The Houston-based company on Monday said it has a deal to sell Luby’s Cafeteria, its 32-unit flagship concept, to Calvin Gin in a deal valued at $28.7 million.
That value will come in the form of assumed liabilities and a seller's note, the company said. It follows Luby’s sale agreement last week of its Fuddruckers concept for $18.5 million.
The deal does not include the real estate—Luby’s owned the real estate for 25 of the locations, which will be sold in a separate transaction to other investors, the company said.
Nearly all of Luby’s 32 locations are in Texas. Gin called Luby’s “one of the iconic brands in the Texas restaurant market” and said the deal will enable the concept to continue to serve customers at these locations and “provide long-term employment opportunities for many of the associates” at the restaurants.

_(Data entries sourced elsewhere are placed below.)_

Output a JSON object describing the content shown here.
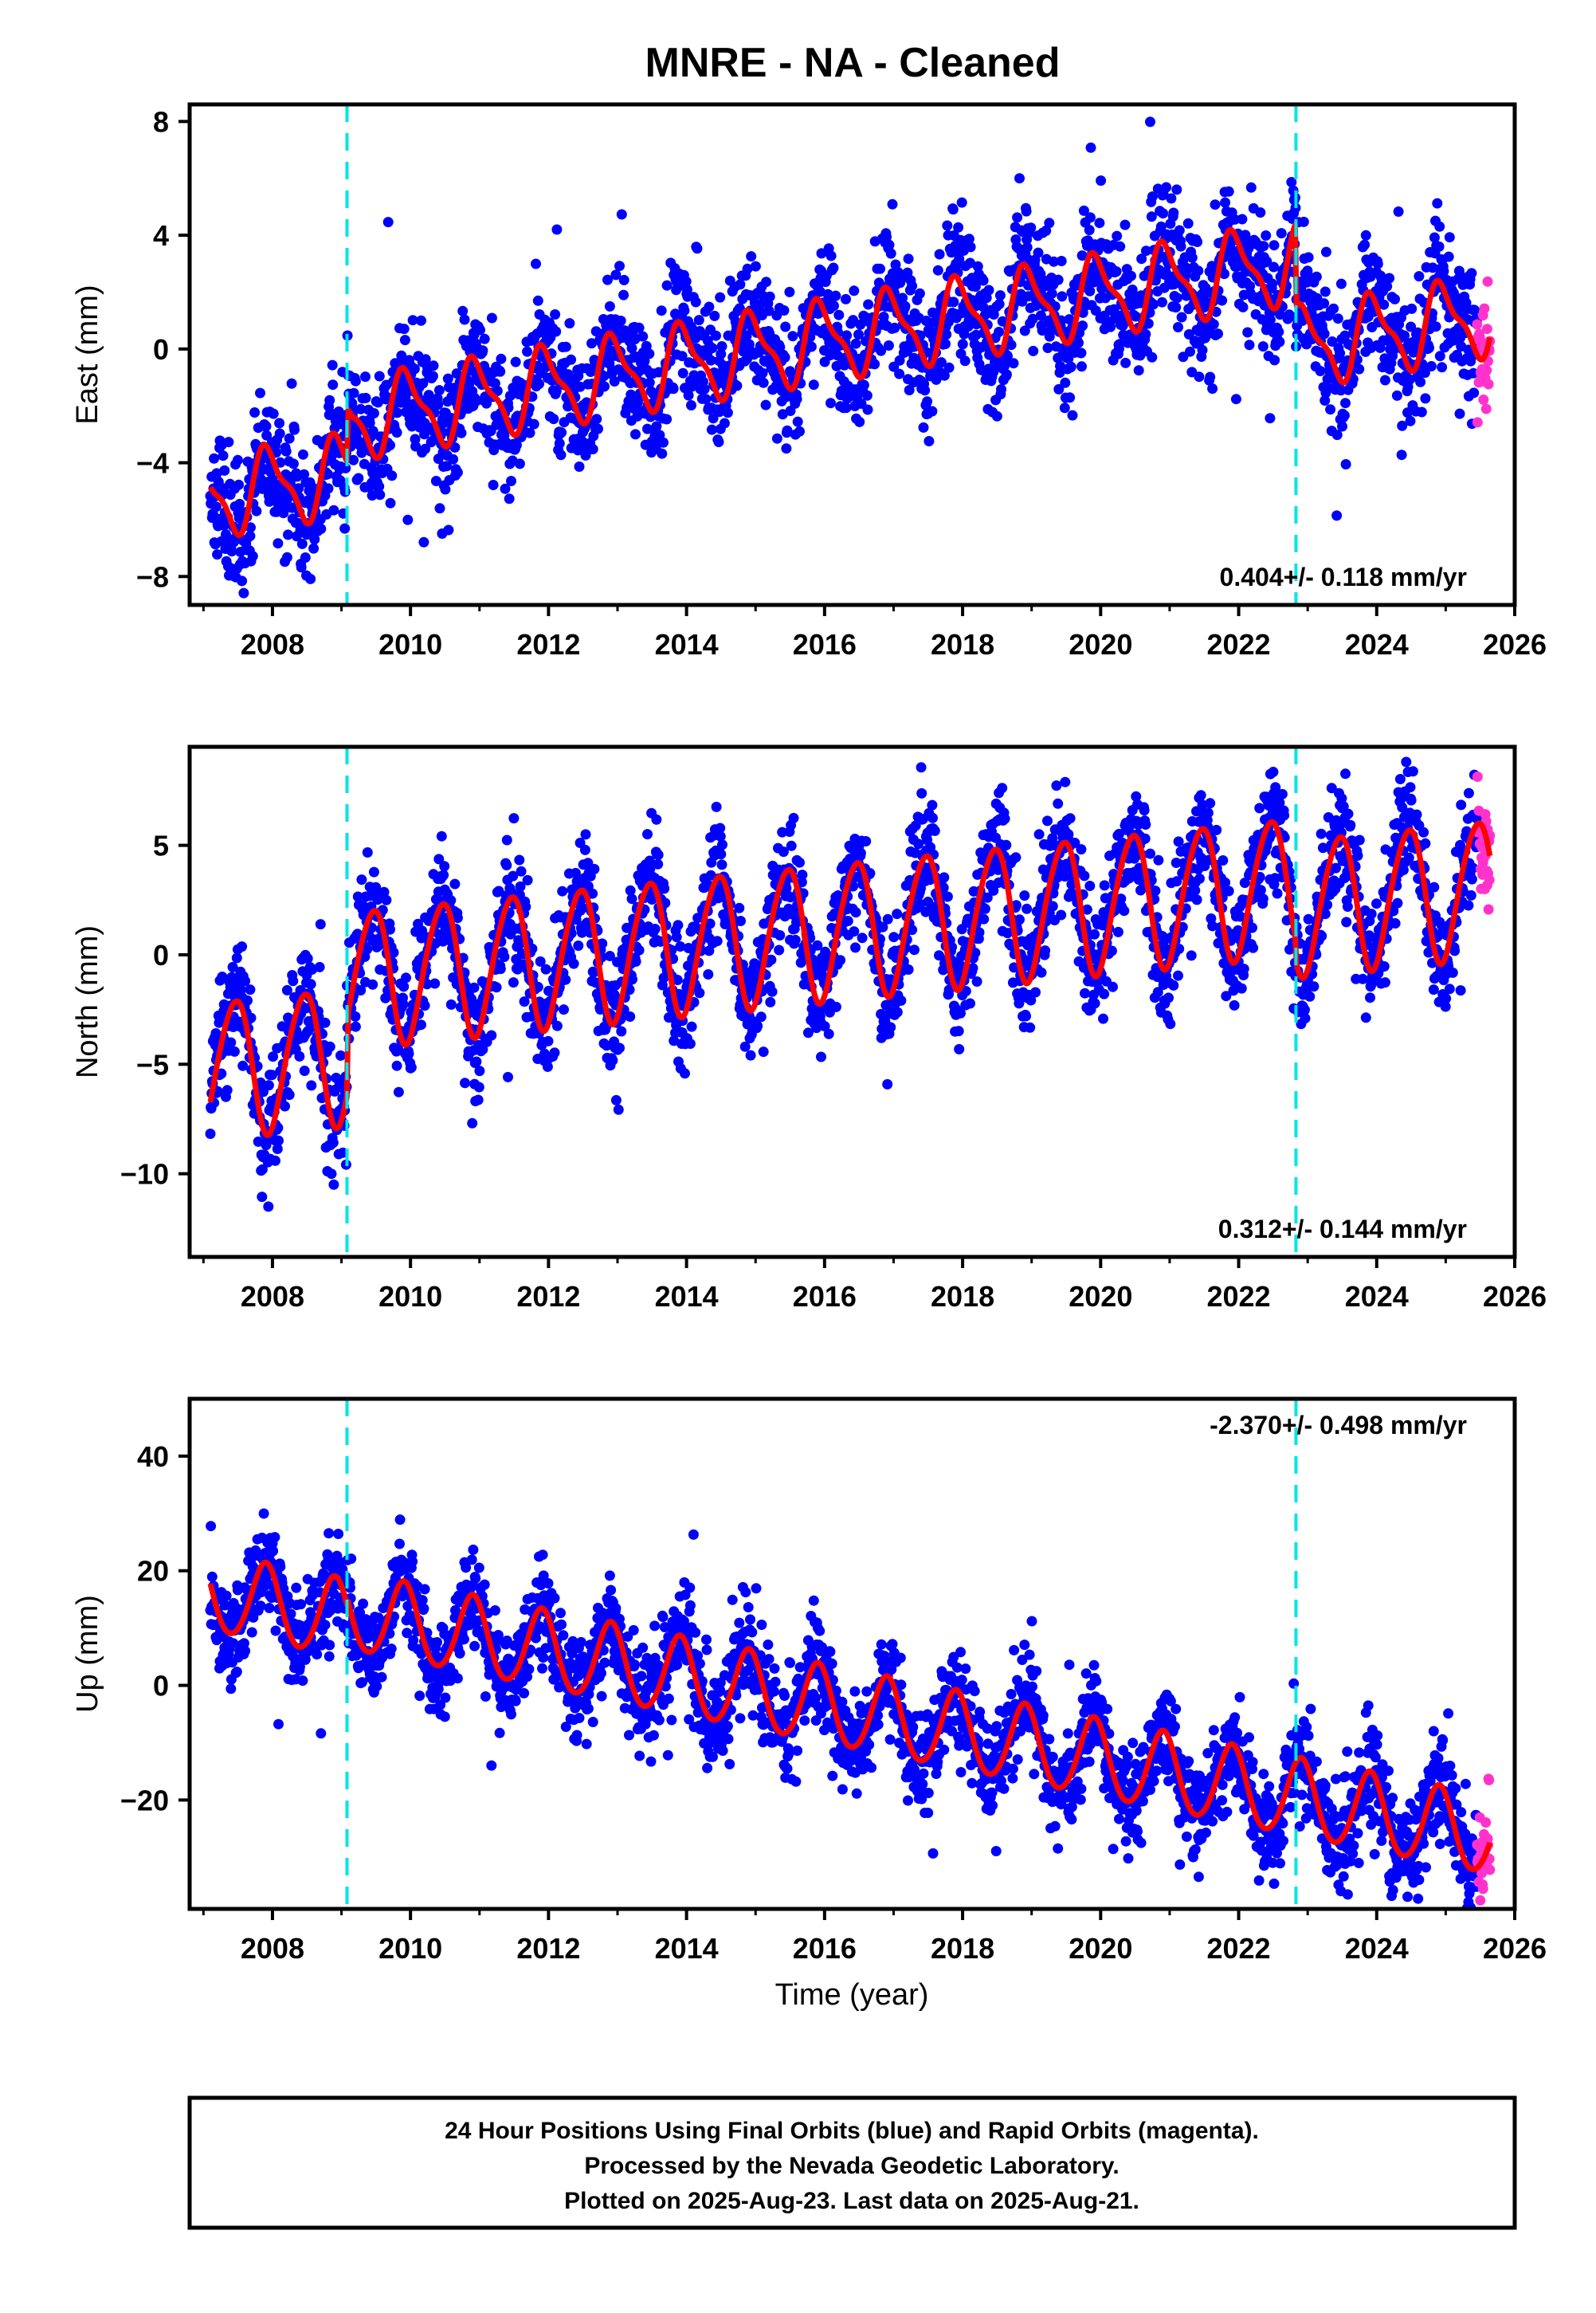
{
  "page_title": "MNRE  - NA - Cleaned",
  "x_axis_label": "Time (year)",
  "caption": {
    "line1": "24 Hour Positions Using Final Orbits (blue) and Rapid Orbits (magenta).",
    "line2": "Processed by the Nevada Geodetic Laboratory.",
    "line3": "Plotted on 2025-Aug-23. Last data on 2025-Aug-21."
  },
  "colors": {
    "final_orbits": "#0000ff",
    "rapid_orbits": "#ff33cc",
    "model_fit": "#ff0000",
    "offset_lines": "#00e5e5",
    "frame": "#000000"
  },
  "chart_data": [
    {
      "type": "scatter",
      "ylabel": "East (mm)",
      "xlim": [
        2006.8,
        2026.0
      ],
      "ylim": [
        -9.0,
        8.6
      ],
      "xticks": [
        2008,
        2010,
        2012,
        2014,
        2016,
        2018,
        2020,
        2022,
        2024,
        2026
      ],
      "yticks": [
        -8,
        -4,
        0,
        4,
        8
      ],
      "yticklabels": [
        "−8",
        "−4",
        "0",
        "4",
        "8"
      ],
      "rate_label": "0.404+/- 0.118 mm/yr",
      "rate_position": "bottom-right",
      "data_start": 2007.1,
      "data_end": 2025.64,
      "rapid_start": 2025.45,
      "vertical_lines": [
        2009.08,
        2022.83
      ],
      "model": {
        "mean_at_start": -5.2,
        "trend_per_yr": 0.404,
        "offsets": [
          {
            "x": 2009.08,
            "dy": 1.9
          },
          {
            "x": 2022.83,
            "dy": -3.0
          }
        ],
        "annual_amp": 1.3,
        "annual_phase": 0.7,
        "semiannual_amp": 0.45,
        "semiannual_phase": 0.2
      },
      "scatter_sigma": 1.1,
      "n_points": 2800,
      "seed": 11
    },
    {
      "type": "scatter",
      "ylabel": "North (mm)",
      "xlim": [
        2006.8,
        2026.0
      ],
      "ylim": [
        -13.8,
        9.5
      ],
      "xticks": [
        2008,
        2010,
        2012,
        2014,
        2016,
        2018,
        2020,
        2022,
        2024,
        2026
      ],
      "yticks": [
        -10,
        -5,
        0,
        5
      ],
      "yticklabels": [
        "−10",
        "−5",
        "0",
        "5"
      ],
      "rate_label": "0.312+/- 0.144 mm/yr",
      "rate_position": "bottom-right",
      "data_start": 2007.1,
      "data_end": 2025.64,
      "rapid_start": 2025.45,
      "vertical_lines": [
        2009.08,
        2022.83
      ],
      "model": {
        "mean_at_start": -5.2,
        "trend_per_yr": 0.312,
        "offsets": [
          {
            "x": 2009.08,
            "dy": 3.5
          },
          {
            "x": 2022.83,
            "dy": -1.0
          }
        ],
        "annual_amp": 3.1,
        "annual_phase": 0.2,
        "semiannual_amp": 0.3,
        "semiannual_phase": 0.5
      },
      "scatter_sigma": 1.3,
      "n_points": 2800,
      "seed": 23
    },
    {
      "type": "scatter",
      "ylabel": "Up (mm)",
      "xlim": [
        2006.8,
        2026.0
      ],
      "ylim": [
        -39.0,
        50.0
      ],
      "xticks": [
        2008,
        2010,
        2012,
        2014,
        2016,
        2018,
        2020,
        2022,
        2024,
        2026
      ],
      "yticks": [
        -20,
        0,
        20,
        40
      ],
      "yticklabels": [
        "−20",
        "0",
        "20",
        "40"
      ],
      "rate_label": "-2.370+/- 0.498 mm/yr",
      "rate_position": "top-right",
      "data_start": 2007.1,
      "data_end": 2025.64,
      "rapid_start": 2025.45,
      "vertical_lines": [
        2009.08,
        2022.83
      ],
      "model": {
        "mean_at_start": 16.0,
        "trend_per_yr": -2.37,
        "offsets": [
          {
            "x": 2009.08,
            "dy": 1.5
          },
          {
            "x": 2022.83,
            "dy": 0.0
          }
        ],
        "annual_amp": 6.8,
        "annual_phase": 0.65,
        "semiannual_amp": 0.6,
        "semiannual_phase": 0.3
      },
      "scatter_sigma": 4.2,
      "n_points": 2800,
      "seed": 37
    }
  ]
}
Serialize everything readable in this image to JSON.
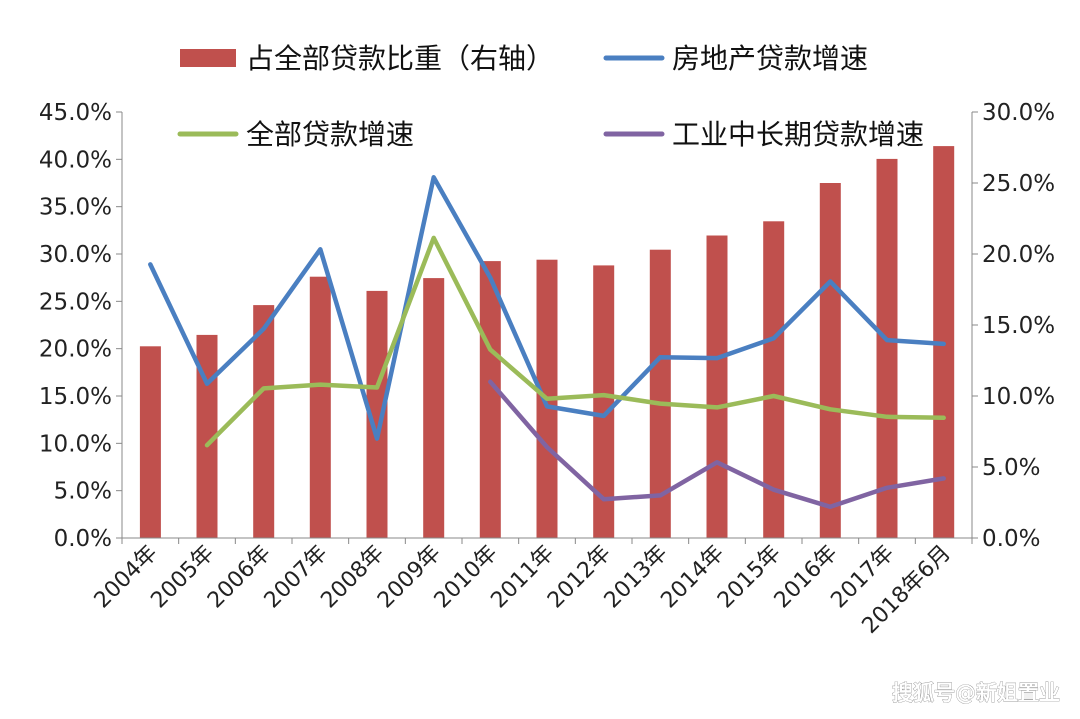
{
  "chart_data": {
    "type": "bar",
    "categories": [
      "2004年",
      "2005年",
      "2006年",
      "2007年",
      "2008年",
      "2009年",
      "2010年",
      "2011年",
      "2012年",
      "2013年",
      "2014年",
      "2015年",
      "2016年",
      "2017年",
      "2018年6月"
    ],
    "left_axis": {
      "min": 0,
      "max": 45,
      "step": 5,
      "ticks": [
        "0.0%",
        "5.0%",
        "10.0%",
        "15.0%",
        "20.0%",
        "25.0%",
        "30.0%",
        "35.0%",
        "40.0%",
        "45.0%"
      ]
    },
    "right_axis": {
      "min": 0,
      "max": 30,
      "step": 5,
      "ticks": [
        "0.0%",
        "5.0%",
        "10.0%",
        "15.0%",
        "20.0%",
        "25.0%",
        "30.0%"
      ]
    },
    "series": [
      {
        "name": "占全部贷款比重（右轴）",
        "type": "bar",
        "axis": "right",
        "color": "#c0504d",
        "values": [
          13.5,
          14.3,
          16.4,
          18.4,
          17.4,
          18.3,
          19.5,
          19.6,
          19.2,
          20.3,
          21.3,
          22.3,
          25.0,
          26.7,
          27.6
        ]
      },
      {
        "name": "房地产贷款增速",
        "type": "line",
        "axis": "left",
        "color": "#4a7fc1",
        "values": [
          28.9,
          16.3,
          22.1,
          30.5,
          10.5,
          38.1,
          27.5,
          13.9,
          12.9,
          19.1,
          19.0,
          21.1,
          27.1,
          20.9,
          20.5
        ]
      },
      {
        "name": "全部贷款增速",
        "type": "line",
        "axis": "left",
        "color": "#9bbb59",
        "values": [
          null,
          9.8,
          15.8,
          16.2,
          15.9,
          31.7,
          19.9,
          14.7,
          15.1,
          14.2,
          13.8,
          15.0,
          13.6,
          12.8,
          12.7
        ]
      },
      {
        "name": "工业中长期贷款增速",
        "type": "line",
        "axis": "left",
        "color": "#8064a2",
        "values": [
          null,
          null,
          null,
          null,
          null,
          null,
          16.5,
          9.6,
          4.1,
          4.5,
          8.0,
          5.1,
          3.3,
          5.3,
          6.3
        ]
      }
    ],
    "legend": [
      {
        "label": "占全部贷款比重（右轴）",
        "kind": "bar",
        "color": "#c0504d"
      },
      {
        "label": "房地产贷款增速",
        "kind": "line",
        "color": "#4a7fc1"
      },
      {
        "label": "全部贷款增速",
        "kind": "line",
        "color": "#9bbb59"
      },
      {
        "label": "工业中长期贷款增速",
        "kind": "line",
        "color": "#8064a2"
      }
    ],
    "legend_placement": "top",
    "grid": false
  },
  "watermark": "搜狐号@新姐置业"
}
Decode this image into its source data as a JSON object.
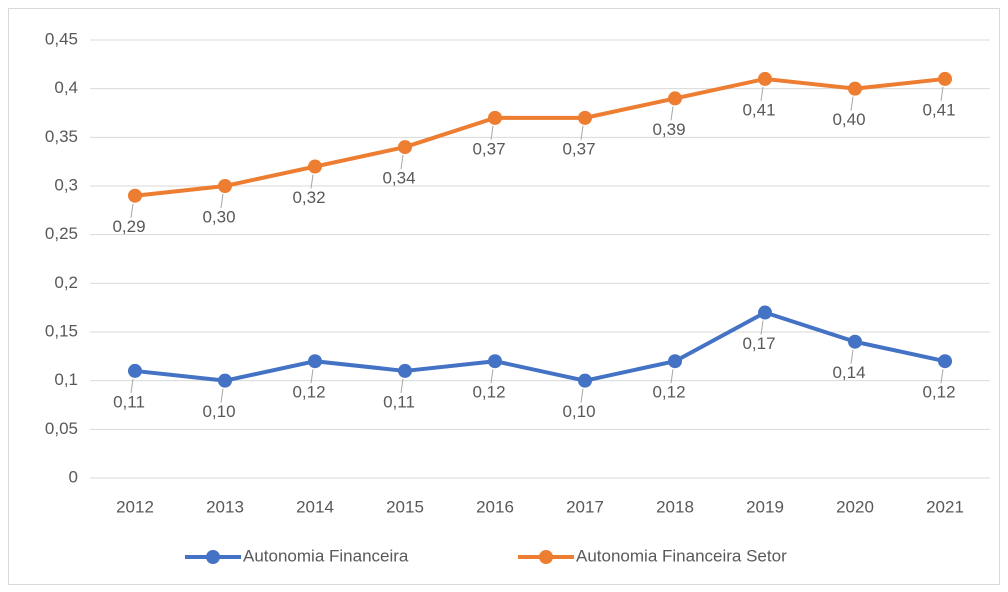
{
  "chart_data": {
    "type": "line",
    "categories": [
      "2012",
      "2013",
      "2014",
      "2015",
      "2016",
      "2017",
      "2018",
      "2019",
      "2020",
      "2021"
    ],
    "series": [
      {
        "name": "Autonomia Financeira",
        "color": "#4472c4",
        "values": [
          0.11,
          0.1,
          0.12,
          0.11,
          0.12,
          0.1,
          0.12,
          0.17,
          0.14,
          0.12
        ],
        "value_labels": [
          "0,11",
          "0,10",
          "0,12",
          "0,11",
          "0,12",
          "0,10",
          "0,12",
          "0,17",
          "0,14",
          "0,12"
        ]
      },
      {
        "name": "Autonomia Financeira Setor",
        "color": "#ed7d31",
        "values": [
          0.29,
          0.3,
          0.32,
          0.34,
          0.37,
          0.37,
          0.39,
          0.41,
          0.4,
          0.41
        ],
        "value_labels": [
          "0,29",
          "0,30",
          "0,32",
          "0,34",
          "0,37",
          "0,37",
          "0,39",
          "0,41",
          "0,40",
          "0,41"
        ]
      }
    ],
    "ylim": [
      0,
      0.45
    ],
    "yticks": [
      0,
      {
        "value": 0.05,
        "label": "0,05"
      },
      {
        "value": 0.1,
        "label": "0,1"
      },
      {
        "value": 0.15,
        "label": "0,15"
      },
      {
        "value": 0.2,
        "label": "0,2"
      },
      {
        "value": 0.25,
        "label": "0,25"
      },
      {
        "value": 0.3,
        "label": "0,3"
      },
      {
        "value": 0.35,
        "label": "0,35"
      },
      {
        "value": 0.4,
        "label": "0,4"
      },
      {
        "value": 0.45,
        "label": "0,45"
      }
    ],
    "grid": true,
    "legend": "bottom"
  }
}
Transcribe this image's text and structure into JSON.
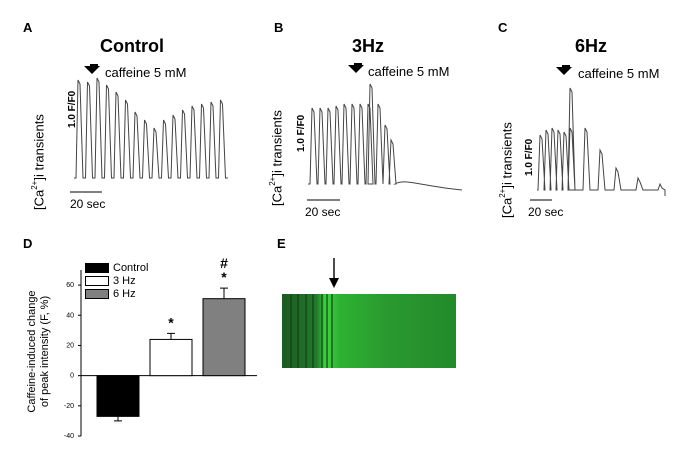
{
  "panels": {
    "A": {
      "letter": "A",
      "title": "Control",
      "stimulus": "caffeine 5 mM",
      "ylabel_prefix": "[Ca",
      "ylabel_sup": "2+",
      "ylabel_suffix": "]i transients",
      "amp_unit": "1.0 F/F0",
      "scale": "20 sec"
    },
    "B": {
      "letter": "B",
      "title": "3Hz",
      "stimulus": "caffeine 5 mM",
      "ylabel_prefix": "[Ca",
      "ylabel_sup": "2+",
      "ylabel_suffix": "]i transients",
      "amp_unit": "1.0 F/F0",
      "scale": "20 sec"
    },
    "C": {
      "letter": "C",
      "title": "6Hz",
      "stimulus": "caffeine 5 mM",
      "ylabel_prefix": "[Ca",
      "ylabel_sup": "2+",
      "ylabel_suffix": "]i transients",
      "amp_unit": "1.0 F/F0",
      "scale": "20 sec"
    },
    "D": {
      "letter": "D"
    },
    "E": {
      "letter": "E"
    }
  },
  "chart_data": [
    {
      "type": "bar",
      "panel": "D",
      "categories": [
        "Control",
        "3 Hz",
        "6 Hz"
      ],
      "values": [
        -27,
        24,
        51
      ],
      "errors": [
        3,
        4,
        7
      ],
      "colors": [
        "#000000",
        "#ffffff",
        "#808080"
      ],
      "significance": [
        "",
        "*",
        "#\n*"
      ],
      "ylabel_line1": "Caffeine-induced change",
      "ylabel_line2": "of peak intensity (F, %)",
      "ylim": [
        -40,
        70
      ],
      "yticks": [
        "60",
        "40",
        "20",
        "0",
        "-20",
        "-40"
      ],
      "legend": [
        "Control",
        "3 Hz",
        "6 Hz"
      ]
    }
  ]
}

Luby’s has been around since 1947, but its recent years have been marked by the steep decline of the cafeteria-style business it was known for—it has a third of the locations it operated in 2015, for instance. U.S. system sales have been dropping an average of 13% in the years since then, according to Restaurant Business sister company Technomic.
Luby’s Inc. was a unique company, owning both its flagship chain and Fuddruckers along with real estate and a culinary contract services business. The restaurant chains’ struggles in recent years led the company to sell itself off in parts, having decided that it was more valuable to shareholders if it were sold in that fashion.
Calvin Gin is a member of the Gin family, which established the airline catering company The Flying Food Group. Gin worked in multiple roles with the company and has been a co-founder or partner with various companies.
By taking a note for some of the purchase price, Luby's is effectively financing part of the deal itself. The Fuddruckers deal was structured in a similar manner.